Review of the CDC guidelines state that a patient who is solely diagnosed with a seizure disorder or Epilepsy does not qualify for a Vaccine Waiver, i.e. just because a patient has a seizure disorder does not automatically exclude the patient from receiving vaccines.  However, in this case the difference is that the [student] received the vaccine which then triggered the seizure.  Therefore, [the student] qualifies for the waiver because the administration of the vaccine triggered her seizures.

According to the student’s medical records submitted by petitioner, the student was diagnosed with optic neuritis and focal seizures.  Petitioner submits an abstract from a study entitled, “Development of Optic Neuritis after Vaccination, A CDC/FDA Vaccine Adverse Event Reporting System (VAERS) Study 1990-2007” (“optic neuritis study”).  In the abstract, the authors state:

Although the reporting rate of post vaccination [optic neuritis] is in the range expected in the general population, the unbalanced distribution of these cases in the first 6 weeks after vaccination suggests that the association between vaccination and some cases may not be coincidental.  Work is in progress to determine association of individual vaccine types with the course of optic neuritis.

Petitioner also submits three letters dated October 16, 2008 from a physician based in Maine that state, “[d]ue to the family history of vaccine reactions, I agree with the parents to not give vaccinations.”  These letters were apparently used to support medical exemptions from vaccination requirements for the student’s uncle’s children in Maine.  As indicated above, petitioner explains that the student’s last seizure was in 2010 and the relevant hospital no longer has copies of the student’s records.  Petitioner further asserts that the student’s prior pediatrician is no longer in practice and obtaining the student’s complete file “has been impossible.”

In the denial letter, respondent’s medical director explained that the records did not demonstrate a causal connection between the student’s seizures and vaccination.  Respondent’s physician specifically stated that “there was no notation of a contemporary vaccination as a precipitant to the seizure” in the records.  He additionally stated that “[t]he report of an uncle seizing in relationship to a military vaccination is likely due to what is known as a vasovagal reaction and does not establish a physiological or a congenital risk in [the student].”  The denial letter further stated, “there is no documentation to establish that any vaccine resulted in an adverse effect in [the student].  There is documentation of a seizure disorder and neurological deficit which should be part of the student record.”

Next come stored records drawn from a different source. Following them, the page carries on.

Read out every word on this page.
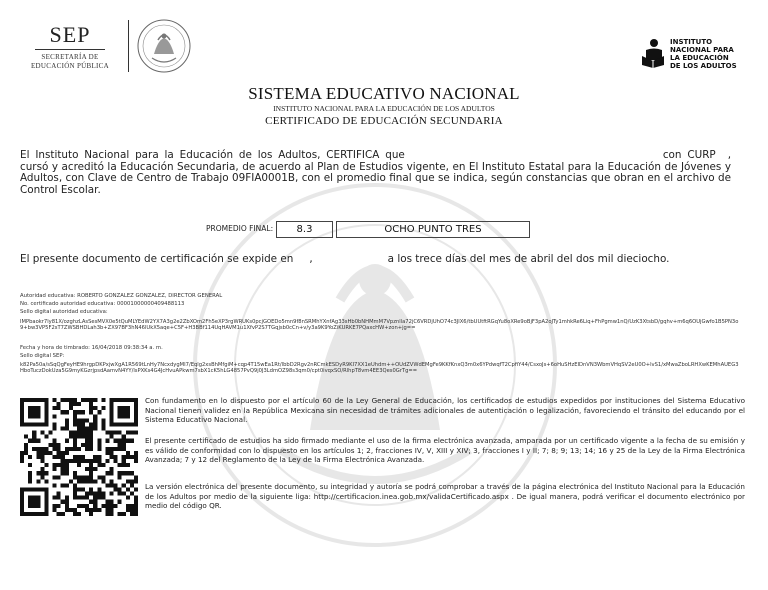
SEP
SECRETARÍA DE
EDUCACIÓN PÚBLICA
INSTITUTO
NACIONAL PARA
LA EDUCACIÓN
DE LOS ADULTOS
SISTEMA EDUCATIVO NACIONAL
INSTITUTO NACIONAL PARA LA EDUCACIÓN DE LOS ADULTOS
CERTIFICADO DE EDUCACIÓN SECUNDARIA
El Instituto Nacional para la Educación de los Adultos, CERTIFICA que	con CURP , cursó y acreditó la Educación Secundaria, de acuerdo al Plan de Estudios vigente, en El Instituto Estatal para la Educación de Jóvenes y Adultos, con Clave de Centro de Trabajo 09FIA0001B, con el promedio final que se indica, según constancias que obran en el archivo de Control Escolar.
PROMEDIO FINAL:	8.3	OCHO PUNTO TRES
El presente documento de certificación se expide en ,	a los trece días del mes de abril del dos mil dieciocho.
Autoridad educativa: ROBERTO GONZALEZ GONZALEZ, DIRECTOR GENERAL
No. certificado autoridad educativa: 00001000000409488113
Sello digital autoridad educativa:
IMPbaokr7ly81X/ozghzLAsSesMVX0e5tQuMLYEdW2YX7A3g2e2ZbXOm2Fh5eXP3rgWRUKs0pcjGOEDo5mn9f8nSRMhYXnfAg33sHb0bNHMmM7Vpznlla72jC6VRDjUhO74c3JlX6/tbUUtftRGqYu8oXRe9oBjF3pA2oJTy1mhkRe6Liq+FhPgmw1nQ/UzK3XtsbD/gqhv+m6q6OUjGwfo1B5PN3o9+bw3VP5F2sT7ZWSBHDLah3b+ZX97BF3hN46lUkX5aqe+C5F+H3BBf114UqHAVM1u1XfvP2S7TGqjsb0cCn+v/y3a9K9YoZiKURKE7PQaxcHW+zon+jg==
Fecha y hora de timbrado: 16/04/2018 09:38:34 a. m.
Sello digital SEP:
k82Pa50a/sSqQgFeyHE9hrgpDKPxjwXgA1R569tLnHy7NcxdygMI7/Eqlg2xsBhMfgiM+cqp4T15wEa1Rt/lbbD2Rgv2nRCmkESDyR9KI7XX1eUhdm++OUdZVWdEMgFe9KKfKnxQ3m0x6YPdwqfT2CpfiY44/CsxoJs+6oHuSHzEIDnVN3WbmVHqSV2eU0O+lvS1/xMwaZboLRHXwKEMhAUEG3HboTuczDokUza5G9myKGzrjpsdAamvN4YY/lsPXKs4G4JcHvuAPkwm7sbX1cK5hLG4857PvQ9j0J3LdmOZ98s3qm0/cpt0ivqxSO/RlhpT8vm4EE3Qes0GrTg==
Con fundamento en lo dispuesto por el artículo 60 de la Ley General de Educación, los certificados de estudios expedidos por instituciones del Sistema Educativo Nacional tienen validez en la República Mexicana sin necesidad de trámites adicionales de autenticación o legalización, favoreciendo el tránsito del educando por el Sistema Educativo Nacional.
El presente certificado de estudios ha sido firmado mediante el uso de la firma electrónica avanzada, amparada por un certificado vigente a la fecha de su emisión y es válido de conformidad con lo dispuesto en los artículos 1; 2, fracciones IV, V, XIII y XIV; 3, fracciones I y II; 7; 8; 9; 13; 14; 16 y 25 de la Ley de la Firma Electrónica Avanzada; 7 y 12 del Reglamento de la Ley de la Firma Electrónica Avanzada.
La versión electrónica del presente documento, su integridad y autoría se podrá comprobar a través de la página electrónica del Instituto Nacional para la Educación de los Adultos por medio de la siguiente liga: http://certificacion.inea.gob.mx/validaCertificado.aspx . De igual manera, podrá verificar el documento electrónico por medio del código QR.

On this record, petitioner has failed to meet her burden of proving that the student is entitled to a medical exemption.  Neither the medical exemption form nor the records subsequently submitted by petitioner contain sufficient information to identify a medical contraindication to a specific immunization, let alone a contraindication consistent with ACIP or another nationally recognized evidence-based standard of care (10 NYCRR §66-1.1[l]).  The record lacks sufficient evidence that the student’s seizures or optic neuritis were caused by vaccinations.  The assertions concerning causation in the letter from the student’s doctor are not supported by the medical information in the record, which fails to show that any of the student’s seizures or her optical neuritis were caused by vaccinations.  Moreover, the information from the optic neuritis study submitted by petitioner is general in nature and merely states that “[w]ork is in progress to determine association of individual vaccine types with the course of optic neuritis.”  I further note that, petitioner failed to submit medical proof regarding the cause of the uncle’s seizures or explain how the uncle’s seizures support a medical exemption for the student.  Accordingly, the appeal must be dismissed.




[1] This physician is based in New York and did not treat or examine the student in connection with the May 2010 seizure in Georgia.